Das OLG Düsseldorf (Urt. v. 25.11.2008 - Az.: I-20 U 72/06) hat entschieden, dass der Urheber einer Software Schadensersatz an sich selbst nur dann geltend machen, wenn er nachweist, dass er alleiniger Urheber ist oder ihm die Nutzungsrechte aller Miturheber übertragen worden sind.

Der Entwickler eines Computerspiels klagte gegen seinen ehemaligen Arbeitgeber, den Geschäftsführer einer Computerfirma und dessen Vertriebspartner wegen Verletzung von Urheberrechten an einer Software.

Der Kläger entwickelte bis zum Jahr 2000 zusammen mit einer Gruppe von Programmierern eine beschränkt lauffähige Version eines Computerspiels.

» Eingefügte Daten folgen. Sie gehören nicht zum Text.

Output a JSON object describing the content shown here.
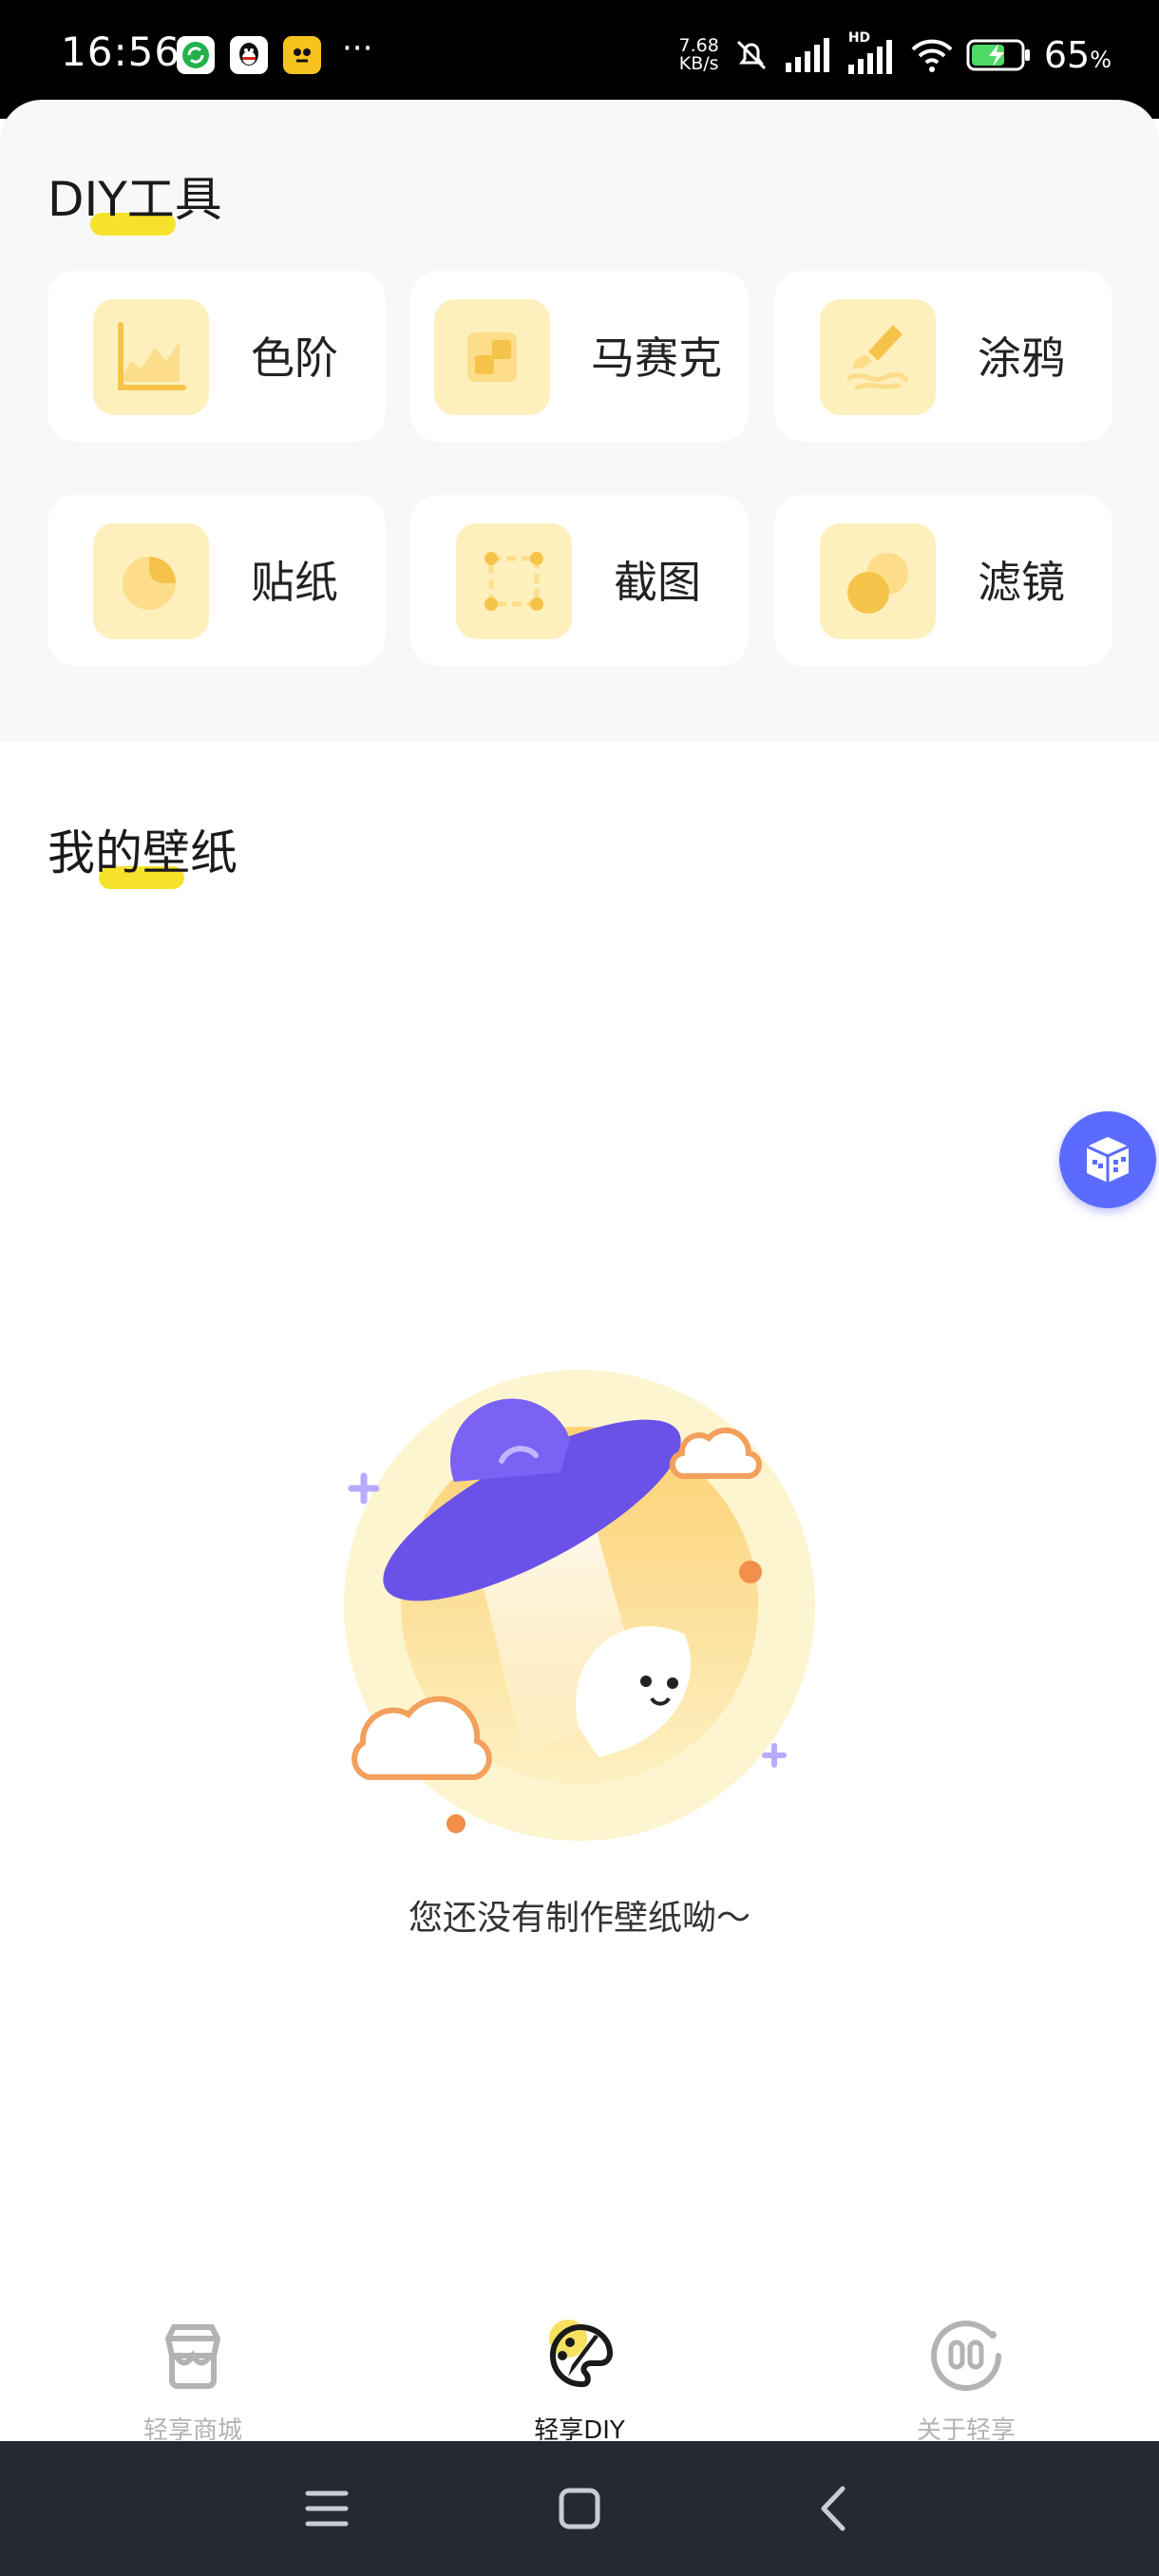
{
  "status_bar": {
    "time": "16:56",
    "net_speed_value": "7.68",
    "net_speed_unit": "KB/s",
    "network": "HD",
    "battery_percent": "65",
    "battery_unit": "%"
  },
  "diy_tools": {
    "title": "DIY工具",
    "items": [
      {
        "label": "色阶",
        "icon": "levels-icon"
      },
      {
        "label": "马赛克",
        "icon": "mosaic-icon"
      },
      {
        "label": "涂鸦",
        "icon": "brush-icon"
      },
      {
        "label": "贴纸",
        "icon": "sticker-icon"
      },
      {
        "label": "截图",
        "icon": "crop-icon"
      },
      {
        "label": "滤镜",
        "icon": "filter-icon"
      }
    ]
  },
  "my_wallpapers": {
    "title": "我的壁纸",
    "empty_message": "您还没有制作壁纸呦～"
  },
  "bottom_nav": {
    "items": [
      {
        "label": "轻享商城",
        "icon": "store-icon",
        "active": false
      },
      {
        "label": "轻享DIY",
        "icon": "palette-icon",
        "active": true
      },
      {
        "label": "关于轻享",
        "icon": "smile-face-icon",
        "active": false
      }
    ]
  },
  "colors": {
    "accent_yellow": "#f7e22b",
    "icon_bg": "#fdf0bd",
    "icon_fg": "#f6c34a",
    "float_button": "#5c6bff",
    "system_nav": "#262933"
  }
}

Im Frühjahr 2002 brachten die Beklagte das Spiel auf den Markt.

Die Beklagten behaupteten, dass keine Urheberrechtverletzungen vorlägen. Das Spiel wäre von ihnen neu programmiert und weiterentwickelt worden. Zudem dürfe der Kläger als Miturheber Schadensersatzleistungen nicht nur an sich alleine geltend machen.

Die Richter entschieden, dass dem Kläger zwar kein Schadensersatz zustehe, aber ein Anspruch auf Unterlassung bezüglich des weiteren Vertriebs des Spiels.

Ein Miturheber dürfe bei der Verletzung seiner Rechte Schadensersatz geltend machen, müsse aber die Leistung an alle Miturheber verlangen. Er sei berechtigt die Klage allein nur dann zu erheben, wenn er der einzige Urheber sei.

Der Verletzer müsse Hinweise zu anderen Miturhebern vortragen, worauf der Kläger erst dann verpflichtet sei, diese Hinweise zu widerlegen. Solange gelte er als Alleinurheber.

Das Gericht ging letztlich von einer Miturheberschaft aus, da der Kläger nicht widerlegen konnte, dass die alleinigen Nutzungsrechte bei ihm lagen.

Ein Unterlassungsanspruch stehe dem Kläger zu, da er mit Hilfe eines Sachverständigen nachweisen konnte, dass ein Namenskürzel in der Kommentarzeile des Quellcodes zu erkennen und dem Kläger zuzuordnen sei.